On Believing Religious Writings

September 21, 2011

To believe something is to accept it uncritically—without having direct knowledge of it through your own experience. Religions are generally based on the uncritical acceptance of written doctrines and scriptures.

As such, religious leaders don’t typically permit believers to question the origin or truthfulness of the religion’s writings. If that happened, believers would leave the religions—and religious leaders would lose their paychecks.

Religious leaders’ income depends on the continued acceptance of certain beliefs among their followers.

Religious believers defend their beliefs because they are afraid to admit being wrong. That would mean a complete change in lifestyle on top of being wrong. Anyone with strong beliefs is the same, whether religious or not.

The way out of religious-minded thinking is to replace beliefs with direct knowledge and experience of life. Lots of people have done this, and anyone who really wants this experience can have it. It can be a long road, depending on what wrong beliefs you have now.

All religions teach something good (no matter how tiny that thing might be), and they all have something bad about them, too. Still, there is such a thing as following your own path, using gems from different religious systems to help guide your way. Most people don’t do this, though, because they believe they can’t.

Instead, they accept the religion of their family or community and just go along with whatever the religious leaders and writings tell them. (This is how suicide bombers are made, by the way.)

For more spiritually mature people who have gotten tired of asking questions and not getting answers, looking inward and following your own path is often a more attractive option. It’s a lonely road sometimes, but nothing is more rewarding.

The way to start on your own path of understanding (not belief) is to think and act with extreme honesty and an open mind.
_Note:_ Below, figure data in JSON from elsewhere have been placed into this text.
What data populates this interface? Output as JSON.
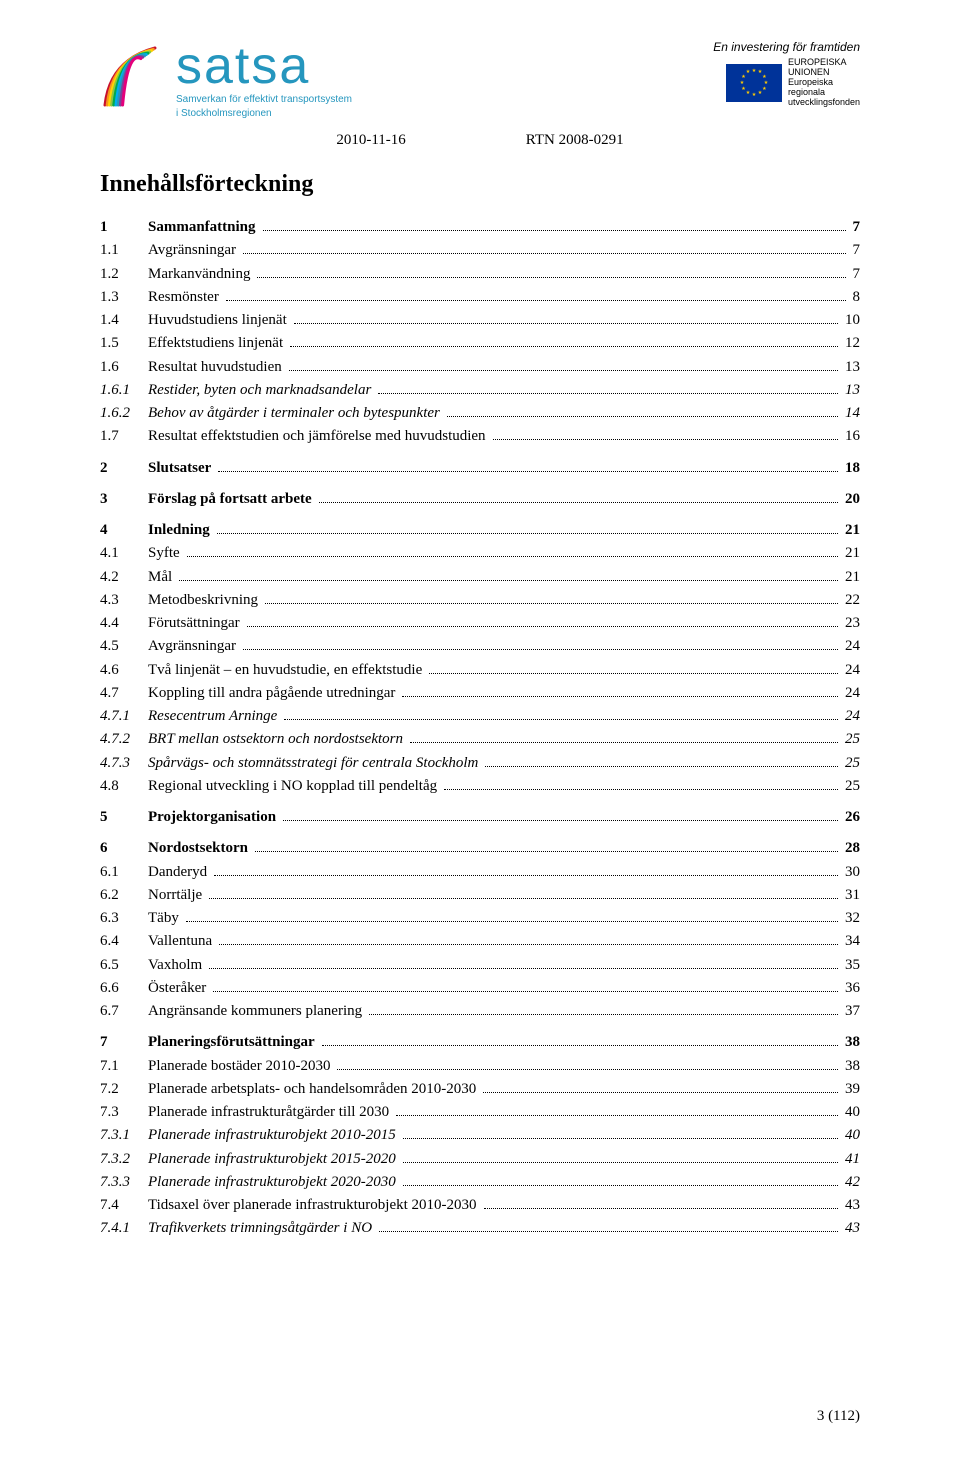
{
  "header": {
    "logo_main": "satsa",
    "logo_sub1": "Samverkan för effektivt transportsystem",
    "logo_sub2": "i Stockholmsregionen",
    "right_top": "En investering för framtiden",
    "eu_line1": "EUROPEISKA",
    "eu_line2": "UNIONEN",
    "eu_line3": "Europeiska",
    "eu_line4": "regionala",
    "eu_line5": "utvecklingsfonden",
    "date": "2010-11-16",
    "ref": "RTN 2008-0291"
  },
  "title": "Innehållsförteckning",
  "toc": [
    {
      "num": "1",
      "label": "Sammanfattning",
      "page": "7",
      "bold": true,
      "gap": false
    },
    {
      "num": "1.1",
      "label": "Avgränsningar",
      "page": "7",
      "bold": false,
      "gap": false
    },
    {
      "num": "1.2",
      "label": "Markanvändning",
      "page": "7",
      "bold": false,
      "gap": false
    },
    {
      "num": "1.3",
      "label": "Resmönster",
      "page": "8",
      "bold": false,
      "gap": false
    },
    {
      "num": "1.4",
      "label": "Huvudstudiens linjenät",
      "page": "10",
      "bold": false,
      "gap": false
    },
    {
      "num": "1.5",
      "label": "Effektstudiens linjenät",
      "page": "12",
      "bold": false,
      "gap": false
    },
    {
      "num": "1.6",
      "label": "Resultat huvudstudien",
      "page": "13",
      "bold": false,
      "gap": false
    },
    {
      "num": "1.6.1",
      "label": "Restider, byten och marknadsandelar",
      "page": "13",
      "bold": false,
      "italic": true,
      "gap": false
    },
    {
      "num": "1.6.2",
      "label": "Behov av åtgärder i terminaler och bytespunkter",
      "page": "14",
      "bold": false,
      "italic": true,
      "gap": false
    },
    {
      "num": "1.7",
      "label": "Resultat effektstudien och jämförelse med huvudstudien",
      "page": "16",
      "bold": false,
      "gap": false
    },
    {
      "num": "2",
      "label": "Slutsatser",
      "page": "18",
      "bold": true,
      "gap": true
    },
    {
      "num": "3",
      "label": "Förslag på fortsatt arbete",
      "page": "20",
      "bold": true,
      "gap": true
    },
    {
      "num": "4",
      "label": "Inledning",
      "page": "21",
      "bold": true,
      "gap": true
    },
    {
      "num": "4.1",
      "label": "Syfte",
      "page": "21",
      "bold": false,
      "gap": false
    },
    {
      "num": "4.2",
      "label": "Mål",
      "page": "21",
      "bold": false,
      "gap": false
    },
    {
      "num": "4.3",
      "label": "Metodbeskrivning",
      "page": "22",
      "bold": false,
      "gap": false
    },
    {
      "num": "4.4",
      "label": "Förutsättningar",
      "page": "23",
      "bold": false,
      "gap": false
    },
    {
      "num": "4.5",
      "label": "Avgränsningar",
      "page": "24",
      "bold": false,
      "gap": false
    },
    {
      "num": "4.6",
      "label": "Två linjenät – en huvudstudie, en effektstudie",
      "page": "24",
      "bold": false,
      "gap": false
    },
    {
      "num": "4.7",
      "label": "Koppling till andra pågående utredningar",
      "page": "24",
      "bold": false,
      "gap": false
    },
    {
      "num": "4.7.1",
      "label": "Resecentrum Arninge",
      "page": "24",
      "bold": false,
      "italic": true,
      "gap": false
    },
    {
      "num": "4.7.2",
      "label": "BRT mellan ostsektorn och nordostsektorn",
      "page": "25",
      "bold": false,
      "italic": true,
      "gap": false
    },
    {
      "num": "4.7.3",
      "label": "Spårvägs- och stomnätsstrategi för centrala Stockholm",
      "page": "25",
      "bold": false,
      "italic": true,
      "gap": false
    },
    {
      "num": "4.8",
      "label": "Regional utveckling i NO kopplad till pendeltåg",
      "page": "25",
      "bold": false,
      "gap": false
    },
    {
      "num": "5",
      "label": "Projektorganisation",
      "page": "26",
      "bold": true,
      "gap": true
    },
    {
      "num": "6",
      "label": "Nordostsektorn",
      "page": "28",
      "bold": true,
      "gap": true
    },
    {
      "num": "6.1",
      "label": "Danderyd",
      "page": "30",
      "bold": false,
      "gap": false
    },
    {
      "num": "6.2",
      "label": "Norrtälje",
      "page": "31",
      "bold": false,
      "gap": false
    },
    {
      "num": "6.3",
      "label": "Täby",
      "page": "32",
      "bold": false,
      "gap": false
    },
    {
      "num": "6.4",
      "label": "Vallentuna",
      "page": "34",
      "bold": false,
      "gap": false
    },
    {
      "num": "6.5",
      "label": "Vaxholm",
      "page": "35",
      "bold": false,
      "gap": false
    },
    {
      "num": "6.6",
      "label": "Österåker",
      "page": "36",
      "bold": false,
      "gap": false
    },
    {
      "num": "6.7",
      "label": "Angränsande kommuners planering",
      "page": "37",
      "bold": false,
      "gap": false
    },
    {
      "num": "7",
      "label": "Planeringsförutsättningar",
      "page": "38",
      "bold": true,
      "gap": true
    },
    {
      "num": "7.1",
      "label": "Planerade bostäder 2010-2030",
      "page": "38",
      "bold": false,
      "gap": false
    },
    {
      "num": "7.2",
      "label": "Planerade arbetsplats- och handelsområden 2010-2030",
      "page": "39",
      "bold": false,
      "gap": false
    },
    {
      "num": "7.3",
      "label": "Planerade infrastrukturåtgärder till 2030",
      "page": "40",
      "bold": false,
      "gap": false
    },
    {
      "num": "7.3.1",
      "label": "Planerade infrastrukturobjekt 2010-2015",
      "page": "40",
      "bold": false,
      "italic": true,
      "gap": false
    },
    {
      "num": "7.3.2",
      "label": "Planerade infrastrukturobjekt 2015-2020",
      "page": "41",
      "bold": false,
      "italic": true,
      "gap": false
    },
    {
      "num": "7.3.3",
      "label": "Planerade infrastrukturobjekt 2020-2030",
      "page": "42",
      "bold": false,
      "italic": true,
      "gap": false
    },
    {
      "num": "7.4",
      "label": "Tidsaxel över planerade infrastrukturobjekt 2010-2030",
      "page": "43",
      "bold": false,
      "gap": false
    },
    {
      "num": "7.4.1",
      "label": "Trafikverkets trimningsåtgärder i NO",
      "page": "43",
      "bold": false,
      "italic": true,
      "gap": false
    }
  ],
  "footer": "3 (112)",
  "swirl_colors": [
    "#c8102e",
    "#f7941e",
    "#ffd400",
    "#8cc63f",
    "#00a94f",
    "#00aeef",
    "#2596be",
    "#7f3f98",
    "#e4007c"
  ]
}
The rest is almost automatic. This works because life functions in a certain way, no matter what religious writings say about it.

(Written in 2005 and freshly edited on December 19, 2016.)


Truth-Seeking, Jesus, and Spirituality

September 20, 2011

I’ve always been searching—not for a religious system to follow, but for the truths behind the ideas that have been presented to me as true. I grew up going to church, and I’ve always seen lots of true and good things in the words of Jesus. He is one of my favorite people. But I don’t think he was what they say he was.

I’ve carried 10-foot-tall crosses across town on Good Friday. I’ve baptized people. I’ve read the entire Bible (except for Numbers). I’ve laid my hands on people in prayer. I’ve studied Greek and searched the Bible for years to find the answers to my questions. I’ve studied the early history of the church and its first leaders.

All of these things I have done as an adult. I’ve found that there is a degree of truth in Christianity, but there’s also a lot that I’ve determined not to be true.

I’ve learned about other religions, too. I’ve seen some truth in most of them, and some falsehood in all of them. I won’t say that they all teach the same thing because they don’t.

I love Jesus in a way that most Christians don’t, and I seek to understand him in a way that most Christians never will. I see him as a brother and a teacher. I see him as frustrated with people, even his own disciples, because even they didn’t understand his message.

And I see his words twisted and changed—by people with their own ideas about him—to mean something that he didn’t intend.

I want to be like him in a way that most people don’t. What does it mean to be “like him”?

It means to walk a similar path to the one he walked, and to grow into the kind of person that he was—and more. Like he is supposed to have said, those who believe in him will do even greater works than he did (John 14:12). He was an example of what people can be when they seek love, God, and understanding, without seeking approval from other people who don’t understand anyway.

In other words, to me Jesus was an example of a spiritual person—a person who lives by the guidance of the Spirit within.

I’ve traveled the road of religion, and I prefer the road of the Spirit. When you trust the Spirit to guide you, you don’t need anyone else’s words or ideas to confirm what you know.

It’s a life of faith that brings you everything you need.